Aufhören kann sie nicht. Da ist dieser Druck, den sie verspürt. Sie will Aufmerksamkeit schaffen, nicht für sich, sondern für ihre Arbeit. Ihr letzter Einsatz war in Mexiko, dort war sie sechs Jahre lang, bis 2005. In Chipaz sammelte Kammer erste Erfahrungen mit dem Puppenspiel. Sie benutzte das Puppentheater, um Erwachsene aus verfeindeten Dörfern zur Reflexion über ihren Konflikt zu bewegen.

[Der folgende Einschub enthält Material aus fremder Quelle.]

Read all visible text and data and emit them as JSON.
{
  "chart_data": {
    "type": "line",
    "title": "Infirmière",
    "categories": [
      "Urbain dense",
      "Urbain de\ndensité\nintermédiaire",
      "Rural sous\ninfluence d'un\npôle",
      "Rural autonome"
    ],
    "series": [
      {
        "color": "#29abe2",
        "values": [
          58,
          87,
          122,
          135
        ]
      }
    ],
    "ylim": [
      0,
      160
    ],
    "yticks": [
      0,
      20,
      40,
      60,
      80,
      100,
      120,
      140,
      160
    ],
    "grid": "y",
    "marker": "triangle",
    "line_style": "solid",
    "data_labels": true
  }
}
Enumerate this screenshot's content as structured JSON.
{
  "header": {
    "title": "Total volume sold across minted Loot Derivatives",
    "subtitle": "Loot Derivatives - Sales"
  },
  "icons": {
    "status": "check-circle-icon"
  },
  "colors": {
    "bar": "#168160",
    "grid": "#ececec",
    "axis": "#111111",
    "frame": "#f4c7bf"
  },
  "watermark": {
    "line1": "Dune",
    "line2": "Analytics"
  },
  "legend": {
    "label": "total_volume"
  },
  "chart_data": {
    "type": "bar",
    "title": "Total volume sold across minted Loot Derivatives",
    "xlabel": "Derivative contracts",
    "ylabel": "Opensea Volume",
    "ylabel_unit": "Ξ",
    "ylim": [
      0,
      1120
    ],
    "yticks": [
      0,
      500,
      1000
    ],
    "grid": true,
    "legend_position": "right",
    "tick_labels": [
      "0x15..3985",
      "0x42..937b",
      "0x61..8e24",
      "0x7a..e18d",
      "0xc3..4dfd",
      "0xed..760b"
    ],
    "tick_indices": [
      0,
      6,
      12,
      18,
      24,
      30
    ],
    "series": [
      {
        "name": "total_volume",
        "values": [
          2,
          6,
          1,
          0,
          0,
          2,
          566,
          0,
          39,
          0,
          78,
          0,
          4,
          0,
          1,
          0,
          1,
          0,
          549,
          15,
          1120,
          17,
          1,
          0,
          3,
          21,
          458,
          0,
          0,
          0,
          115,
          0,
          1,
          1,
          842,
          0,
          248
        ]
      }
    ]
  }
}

2005 brachte Heike Kammer schließlich die Idee für ein „Puppentheater des Friedens“ mit nach Deutschland. Sie spielt ihre Stücke vor allem für Kinder, die so ihr Konfliktverhalten reflektieren sollen. Damit tourt sie durch die ganze Republik.
Einen festen Wohnsitz hat sie immer noch nicht, sie lebt weitgehend losgelöst von Materiellem. Ohne Waschmaschine, ohne Kühlschrank und ohne Bücherregal. Wie sie abschaltet? Sie geht raus, nimmt sich das Rad und fährt los. Ein Buch hat sie nicht dabei, dafür ein wenig zu essen. Das Fahrrad ist ihr Lieblingsfortbewegungsmittel. Stillstand kennt Kammer nicht, sie spürt ständig den Druck.
Heike Kammer will nicht perfekt sein, sie buhlt auch nicht um Anerkennung. Perfektion scheint sie gar zu langweilen – auch bei anderen. „Perfekt können wir nie alle sein, und dann ist man frustriert, wenn man so sein will. Ein bisschen, wie wenn Christen sein wollen wie Jesus, aber ans Kreuz traut sich doch keiner“, sagt sie.